The ‘sickie’ is looking healthier than ever but high absentee rates could be costing your business dearly. We all fall sick from time to time – that’s a given. But industry research shows absenteeism costs the Australian economy around $33 billion annually in payroll and lost productivity costs. Most employers plan for a certain level of absenteeism. The problem area lies with employees who ‘pull a sickie’ more often than not, phoning in sick when they’re perfectly capable of coming to work. These sickie-prone employees typically dish up some far-fetched excuses – especially when the sick leave tally starts to mount. The five poorest sick leave excuses reported by Robert Half clients include:
- “My dog ate my shoes”
- "I’ve accidentally locked myself in the house"

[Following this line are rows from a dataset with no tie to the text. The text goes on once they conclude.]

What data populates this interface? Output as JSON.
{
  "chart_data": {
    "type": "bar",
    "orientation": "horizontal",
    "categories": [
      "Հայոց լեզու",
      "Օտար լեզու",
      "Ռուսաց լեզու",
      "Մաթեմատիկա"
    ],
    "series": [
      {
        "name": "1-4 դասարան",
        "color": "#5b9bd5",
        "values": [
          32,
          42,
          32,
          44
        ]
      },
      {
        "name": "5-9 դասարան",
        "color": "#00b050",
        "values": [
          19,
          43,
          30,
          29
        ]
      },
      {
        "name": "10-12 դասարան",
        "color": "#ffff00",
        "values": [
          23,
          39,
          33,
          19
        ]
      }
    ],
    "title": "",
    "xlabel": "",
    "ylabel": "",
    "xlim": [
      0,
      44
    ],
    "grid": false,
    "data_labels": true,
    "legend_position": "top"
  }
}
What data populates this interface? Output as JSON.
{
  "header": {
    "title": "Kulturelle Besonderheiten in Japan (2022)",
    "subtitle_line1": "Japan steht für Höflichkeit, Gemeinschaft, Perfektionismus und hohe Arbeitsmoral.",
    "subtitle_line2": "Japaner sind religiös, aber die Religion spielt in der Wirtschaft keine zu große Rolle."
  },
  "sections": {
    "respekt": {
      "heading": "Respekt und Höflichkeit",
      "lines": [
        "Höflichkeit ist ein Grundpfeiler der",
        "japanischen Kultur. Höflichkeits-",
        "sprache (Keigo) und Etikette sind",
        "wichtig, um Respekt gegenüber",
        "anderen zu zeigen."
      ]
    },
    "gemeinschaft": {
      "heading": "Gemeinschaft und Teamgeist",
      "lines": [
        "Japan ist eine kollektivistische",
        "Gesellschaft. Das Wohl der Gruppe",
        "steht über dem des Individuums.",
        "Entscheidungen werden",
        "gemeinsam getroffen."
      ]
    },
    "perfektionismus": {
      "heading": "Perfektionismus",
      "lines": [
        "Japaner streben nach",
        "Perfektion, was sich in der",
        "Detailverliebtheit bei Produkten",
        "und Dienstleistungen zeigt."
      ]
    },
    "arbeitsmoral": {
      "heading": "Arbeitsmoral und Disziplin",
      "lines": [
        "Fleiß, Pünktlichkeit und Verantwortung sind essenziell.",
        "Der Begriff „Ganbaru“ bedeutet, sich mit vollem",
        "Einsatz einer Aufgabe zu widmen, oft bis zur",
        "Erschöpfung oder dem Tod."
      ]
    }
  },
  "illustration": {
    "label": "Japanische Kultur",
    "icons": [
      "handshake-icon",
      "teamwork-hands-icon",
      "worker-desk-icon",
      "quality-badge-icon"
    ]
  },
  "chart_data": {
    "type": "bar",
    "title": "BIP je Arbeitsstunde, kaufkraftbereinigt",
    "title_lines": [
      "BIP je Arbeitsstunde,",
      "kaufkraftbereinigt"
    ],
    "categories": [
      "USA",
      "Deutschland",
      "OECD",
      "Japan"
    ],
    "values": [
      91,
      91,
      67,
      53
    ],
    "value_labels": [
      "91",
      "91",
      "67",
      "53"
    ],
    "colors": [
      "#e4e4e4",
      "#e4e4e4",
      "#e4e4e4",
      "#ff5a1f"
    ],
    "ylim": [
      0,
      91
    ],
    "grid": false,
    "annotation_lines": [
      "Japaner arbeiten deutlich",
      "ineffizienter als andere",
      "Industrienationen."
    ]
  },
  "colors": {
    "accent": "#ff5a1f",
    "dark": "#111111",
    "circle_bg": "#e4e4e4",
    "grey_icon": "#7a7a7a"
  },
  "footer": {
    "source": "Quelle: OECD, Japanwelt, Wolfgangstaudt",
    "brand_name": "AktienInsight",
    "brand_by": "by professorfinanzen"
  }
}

- “I thought it was a public holiday"
- "I missed getting off at the right train station”
- "My car handbrake broke and it rolled down the hill into a stop sign”
Reading these excuses, they all sound pretty funny. However, it’s not such a laughing matter when you’re the employer footing the bill for unnecessary sick leave. When you hire a new employee, the very least you expect is that they’ll show up for work and put in a decent effort. It’s a fair trade for a regular wage. But sometimes, even with the best of efforts, employers make poor recruitment choices.
The danger of hiring staff who take too many ‘sickies’
Unmotivated employees, who repeatedly avoid coming in to work, can have a seriously negative impact on a business in terms of lost productivity and reduced morale – and that’s not even considering the direct cost of paid sick leave.
Hiring the right staff
The 2015 Robert Half Salary Guide found 65% of Human Resources (HR) executives in Australia have hired an employee whose performance didn’t meet expectations. With 10 per cent of employee turnover attributed to poor hiring decisions – a watertight recruitment process is a good investment. The key to avoiding unnecessary staff absentee costs is to recruit reliable employees who have a strong work ethos and take pride in their job. These are not always easy traits to identify during the interview process, when candidates are actively trying to promote themselves. Checking past job references can be time-consuming but it could pay dividends if a former employer spills the beans on a candidate’s repeat history of over-the-top absenteeism.